Fomitlerin ve çevresel kontaminasyonun virüs bulaşmasında önemli bir rol oynadığını da kaydeden Güvenç, “Bu bulgular, doğrudan damlacık iletiminin önemli bir bulaşma yolu olmasına rağmen, virüs bulaşmasındaki fomitlerin ve çevresel kontaminasyonun virüs bulaşmasında önemli bir rol oynayabileceğini göstermektedir. Özellikle, fomitler, damlacık yayılımını önlemek için alınan büyük dikkat ve sıkı önlemlere rağmen, devam eden bulaşıcı (nozokomiyal) ortam enfeksiyonun sürekli bulaşmasına katkıda bulunabilir. Fomit, parazit ya da mikrop gibi enfeksiyon etkenlerini taşıyabilen herhangi bir cansız objedir. Deri hücreleri, saç telleri, giysiler ve ortak kullanılan yataklar vs bulaşma kaynağı olabilir. Araştırmalar kapı kolları gibi düz yüzeylerin kâğıt para gibi gözenekli yüzeylerden daha fazla bakteri ve virüs yaydığını bildirmektedir. Bu sonuçlara göre havalandırma (hafif rüzgar) ve temastan kaçınma hastalıktan korunmada ne kadar önemli olduğuna dikkat edilmelidir” ifadelerini kullandı.

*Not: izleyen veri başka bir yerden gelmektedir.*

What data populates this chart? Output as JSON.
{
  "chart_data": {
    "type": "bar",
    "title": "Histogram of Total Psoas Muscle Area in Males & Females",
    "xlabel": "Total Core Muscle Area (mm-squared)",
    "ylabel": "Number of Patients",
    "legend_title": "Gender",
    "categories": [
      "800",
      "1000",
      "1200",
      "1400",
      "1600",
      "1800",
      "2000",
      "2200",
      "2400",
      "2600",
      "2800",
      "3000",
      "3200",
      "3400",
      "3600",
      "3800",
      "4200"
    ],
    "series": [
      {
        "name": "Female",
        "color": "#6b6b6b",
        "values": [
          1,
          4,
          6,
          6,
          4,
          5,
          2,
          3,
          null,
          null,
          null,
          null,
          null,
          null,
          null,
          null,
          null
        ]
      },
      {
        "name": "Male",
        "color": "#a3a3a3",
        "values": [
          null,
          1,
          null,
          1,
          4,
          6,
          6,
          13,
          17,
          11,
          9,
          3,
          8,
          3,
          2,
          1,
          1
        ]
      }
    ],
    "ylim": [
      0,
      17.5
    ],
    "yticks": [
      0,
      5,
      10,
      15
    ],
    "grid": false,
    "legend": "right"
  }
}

GÜNEŞ GİREN YERE VİRÜS GİRMEZ”

Güneş ışınlarının virüsü kırıcı özelliğinin de olduğu belirten Güvenç, evlerin sık sık güneşlendirilmesinin önemine dikkat çekerek, “Hong Kong’lu araştırıcılar Koronavirüsünün ilkbahar ve subtropikal alanda canlılığına da dikkat çekmişler. Benzer şekilde Sağlık Bakanlığı Koronavirüsü Bilim Kurulu üyesi Prof. Dr. Ateş Kara da “virüsün düşmanları güneş ve deterjandır” açıklamasını yaptı. Türkiye’de uzun yılların ortalamasına göre Nisan ayından sonra 8-10 saat günlük güneşlenme gözlemlenmeye başlanılmaktadır. Örneğin Kahramanmaraş ilinde uzun yılların aylık ortalamasına göre güneşlenme süresi Mart’ta: 5.5, Nisan’da: 6.7, Mayıs’ta: 8.1, Haziran’da: 10.0, Temmuz’da: 10.5 ve Ağustos’ta: 9.9 saat olarak gerçekleşmektedir. Bu durum Cov-2 pandemisinin başladığı Mart başında itibaren bol ve uzun süreli güneşli günlerin düzenli artacağını göstermektedir. Ülkemizde de bahar ve yaz aylarında sıcaklıkların ve güneşlenmenin artması ile virüsün gelişmesinin yavaşlaması beklenilmelidir. Veriler şunu gösteriyor ki son söz olarak güneş giren yere virüs girmez” dedi.